I thought that it was another type of the usual handbrake type of the cars (just for "holding" the tractor when the engine is off), but someone told me that it is used to keep the 4WD attached.

I tried using the 4WD without pulling the transmission handbrake and it worked properly.

If anybody knows please let me know.


----------



## sixbales (May 18, 2011)

We normally do not have transmission handbrakes on tractors here in the USA. We have footbrake locks which serve the same purpose as a parking brake. They are used for holding the tractor in place when parked - just like an automobile parking brake.

The transmission handbrake should have no affect on the 4 wheel drive engagement, which you have verified. 

Just to be sure we are talking about the same transmission handbrake, it is located on the Left Hand side of your tractor, bolted to the rear differential housing housing near the PTO lever. It has it's own lever attached that you pull up. You should release the transmission handbrake before moving the tractor. The engine should "grunt" if you try moving with the handbrake engaged.

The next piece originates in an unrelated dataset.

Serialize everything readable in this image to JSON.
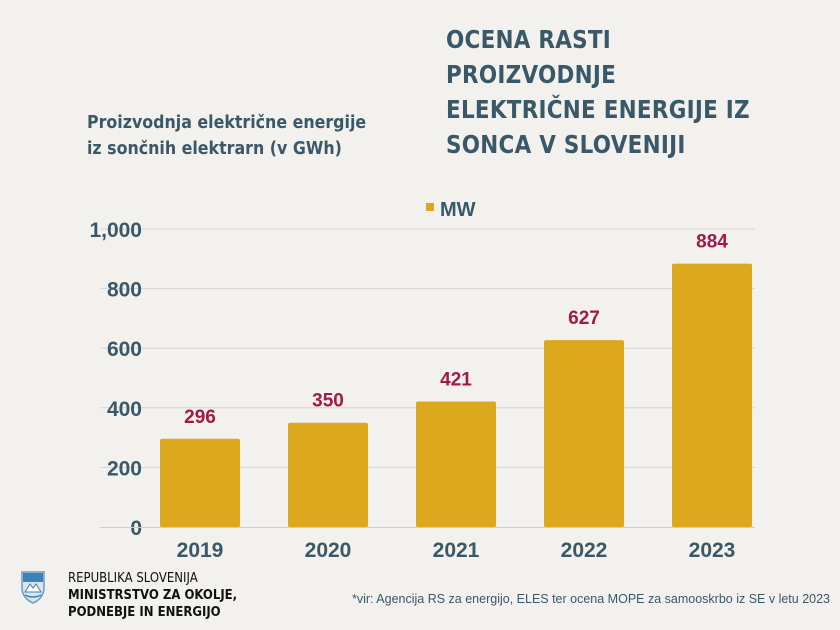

See attached diagram. It appears that you can adjust the transmission handbrake by tightening locknut #33 on the brake control rod #23. If there is no brake adjustment remaining, you will have to replace the two brake discs #15 on the diagram. Doesn't look to be a big job (but I've never done one).


----------



## tilegrfos (Feb 7, 2013)

Thank you.

I would like to ask you if the transmission of this model is synchronized with the engine, because the keep telling me that it is not synchronized, but I change gears easily without stopping the tractor.

It seems to me that the transmission is synchronized. 

So once again I need your help!!!

The transmission is synchronized or not???


----------



## sixbales (May 18, 2011)

From what I can determine on the internet, your Ford 6600 transmission is NOT a synchromesh transmission. 

"The introduction of the Ford Series 10 tractors (i.e., 2610, 3610, 4610, 5610, 6610 7610, etc.) in September 1981 saw the implementation of the very first synchromesh gearbox to the Ford tractor line. This was introduced on the Series 10 tractors and was known as Synchroshift by Ford." 

So, the successor to your 6600 (the Ford 6610) had the first synchromesh transmission.


----------